Ce sont elles qui ont décidé. Nos mains.
Nous étions dans ce taxi qui nous emportait vers nos vies respectives. Rien ne s'était passé. Tout avait pourtant été dit par nos yeux. Quelques mots aussi qui avaient entrouvert une porte. Mais nous étions encore chacun encerclé par notre propre histoire, le corps et le cœur en quarantaine de tout ce qui n'appartenait pas à celle-ci. Voilà, nous étions toi et moi dans deux sphères clairement limitées. Par instant elles se frôlaient et là naissaient une transparence, une fluidité – comme une béance dans notre enceinte et par laquelle nous étions happés.
Nous roulions donc, encore lointains, avec au ventre des envies de collision, d'une fusion même maladroite et comptée. Or nos vies, tout près, nous attendaient et rien encore ne se passait.
Ta main, alors, sans douceur, s'est posée sur la mienne. Qui l'a aussitôt saisie, pétrie. J'étais en colère. Tu avais pénétré ma sphère et je ne pouvais faire autrement que t'y vouloir. Je te refusais mon regard en vain : je sentais nos mains en bataille achever de nous mélanger.
Cette guerre éclair nous laisserait tous deux vainqueurs et vaincus.
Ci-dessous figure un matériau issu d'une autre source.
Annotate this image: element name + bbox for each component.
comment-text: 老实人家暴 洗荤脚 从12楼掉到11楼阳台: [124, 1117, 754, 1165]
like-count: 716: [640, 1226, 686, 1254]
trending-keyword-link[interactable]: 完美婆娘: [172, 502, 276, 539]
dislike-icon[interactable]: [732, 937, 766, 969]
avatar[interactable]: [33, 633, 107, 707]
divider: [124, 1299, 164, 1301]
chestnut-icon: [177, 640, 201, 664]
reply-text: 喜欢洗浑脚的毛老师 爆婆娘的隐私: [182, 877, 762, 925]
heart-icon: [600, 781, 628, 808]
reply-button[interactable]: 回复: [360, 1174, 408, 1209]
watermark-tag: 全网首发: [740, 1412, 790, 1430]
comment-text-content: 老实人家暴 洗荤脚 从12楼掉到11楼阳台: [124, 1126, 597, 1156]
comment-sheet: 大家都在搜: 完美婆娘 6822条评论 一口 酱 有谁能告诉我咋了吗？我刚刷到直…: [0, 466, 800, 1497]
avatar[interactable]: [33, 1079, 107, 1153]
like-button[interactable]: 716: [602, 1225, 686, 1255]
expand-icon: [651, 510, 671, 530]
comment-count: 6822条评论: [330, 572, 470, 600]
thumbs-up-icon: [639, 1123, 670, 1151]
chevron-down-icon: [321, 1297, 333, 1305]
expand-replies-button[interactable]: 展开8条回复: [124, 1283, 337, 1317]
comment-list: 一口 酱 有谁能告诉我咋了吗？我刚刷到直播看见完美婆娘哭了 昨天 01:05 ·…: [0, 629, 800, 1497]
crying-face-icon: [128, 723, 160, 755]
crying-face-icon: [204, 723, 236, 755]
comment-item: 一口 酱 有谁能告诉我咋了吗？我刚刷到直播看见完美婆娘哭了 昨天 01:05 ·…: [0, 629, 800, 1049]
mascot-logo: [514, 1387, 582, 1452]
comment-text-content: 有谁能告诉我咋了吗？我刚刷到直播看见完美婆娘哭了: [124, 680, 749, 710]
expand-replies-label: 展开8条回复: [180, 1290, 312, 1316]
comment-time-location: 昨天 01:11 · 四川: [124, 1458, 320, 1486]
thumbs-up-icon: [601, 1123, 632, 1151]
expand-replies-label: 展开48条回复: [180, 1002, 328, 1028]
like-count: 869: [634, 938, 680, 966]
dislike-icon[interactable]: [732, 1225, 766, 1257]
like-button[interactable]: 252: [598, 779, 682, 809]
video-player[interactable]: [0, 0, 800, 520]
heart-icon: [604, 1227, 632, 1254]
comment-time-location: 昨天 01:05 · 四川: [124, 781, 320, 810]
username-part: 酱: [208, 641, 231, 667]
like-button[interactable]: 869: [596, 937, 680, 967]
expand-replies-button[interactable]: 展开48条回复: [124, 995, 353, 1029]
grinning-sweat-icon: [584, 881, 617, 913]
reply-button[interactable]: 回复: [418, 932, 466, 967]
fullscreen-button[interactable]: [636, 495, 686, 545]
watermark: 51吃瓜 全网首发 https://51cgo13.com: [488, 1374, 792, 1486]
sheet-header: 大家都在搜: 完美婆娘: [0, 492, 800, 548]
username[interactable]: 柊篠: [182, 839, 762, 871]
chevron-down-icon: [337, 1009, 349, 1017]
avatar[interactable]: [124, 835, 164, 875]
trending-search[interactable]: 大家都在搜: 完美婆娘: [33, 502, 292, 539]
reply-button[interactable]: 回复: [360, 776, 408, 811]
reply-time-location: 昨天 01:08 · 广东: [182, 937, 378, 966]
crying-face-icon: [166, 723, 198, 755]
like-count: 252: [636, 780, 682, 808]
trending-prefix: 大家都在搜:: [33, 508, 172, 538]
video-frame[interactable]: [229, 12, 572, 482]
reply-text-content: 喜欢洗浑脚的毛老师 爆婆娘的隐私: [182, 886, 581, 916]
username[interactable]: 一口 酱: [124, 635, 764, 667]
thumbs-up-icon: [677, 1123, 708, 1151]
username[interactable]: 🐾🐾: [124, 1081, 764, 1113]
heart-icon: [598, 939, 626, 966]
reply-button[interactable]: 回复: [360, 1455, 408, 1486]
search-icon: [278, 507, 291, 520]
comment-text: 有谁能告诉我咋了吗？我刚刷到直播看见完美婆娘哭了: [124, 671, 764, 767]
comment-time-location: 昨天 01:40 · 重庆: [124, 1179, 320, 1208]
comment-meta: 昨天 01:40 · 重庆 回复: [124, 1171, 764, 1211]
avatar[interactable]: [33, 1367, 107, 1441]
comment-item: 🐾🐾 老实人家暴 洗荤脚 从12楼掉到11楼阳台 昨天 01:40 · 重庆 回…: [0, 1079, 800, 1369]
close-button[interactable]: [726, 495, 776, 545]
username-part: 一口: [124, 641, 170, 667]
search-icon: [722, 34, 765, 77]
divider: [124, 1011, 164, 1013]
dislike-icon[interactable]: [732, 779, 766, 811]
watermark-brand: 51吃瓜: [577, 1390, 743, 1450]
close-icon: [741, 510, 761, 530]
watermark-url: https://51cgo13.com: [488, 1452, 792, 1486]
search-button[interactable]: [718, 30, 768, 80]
Secrètement occupés.
Tu serais assis devant un café refroidi, le deuxième peut-être.
Dans cette brasserie bruyante d'une gare.
Je te verrais de loin.
Tu serais en train d'écrire et j'aurais tout le temps de te regarder en avançant lentement vers toi.
Je prierais pour que tu ne me remarques pas. C'est si beau un homme qui attend, qui a un peu peur, ou terriblement.
Et j'aurais peur aussi sans doute.
Donc, si tu es d'accord, tu attendrais, pour lever la tête, que je sois assise face à toi. Je pourrais alors me glisser devant tes yeux baissés.
Et tu ne verrais de moi, à ce moment-là, que ma poitrine éclatant de ce maintenant, battue de l'intérieur par une force me jetant vers toi.
Tu sourirais sans te redresser encore. De ton sourire un peu narquois qui raconte tout ce que tu sais déjà.
A mon tour je baisserais les yeux jusqu'à cette reconnaissance qu'auraient dessinée tes lèvres. Il serait temps pour nos regards de croiser d'un coup le fer et le feu.
J'aurais très probablement renversé quelque chose avant d'arriver là, heurté une chaise, fait trembler une tasse pleine. La tienne peut-être. C'est que j'aurais du mal à trouver l'équilibre au bord de ce monde où m'attendraient tes bras.
Après... je ne sais pas. Nos mains qui ne doivent pas et ne pensent qu'à ça.
Et nous ne pourrions pas. Mais si nous le pouvions, ce serait une bérézina.
Toi et moi debout en même temps, écrasant la table entre nous, l'oubliant malgré les bords dans la chair. L'oubliant à la pulvériser.
Dans ce nuage de bois défait – cette victoire – nous serions seuls enfin, enfuis enfouis l'un dans l'autre de la tête aux pieds, mains fouilleuses arracheuses heureuses, bouches effleureuses dévoreuses courageuses.
Et ce serait le sol, un lit, un mur nu ; le ciel au-dessus et au-dessous. Le ciel au-dedans de nous. Et Ce Serait.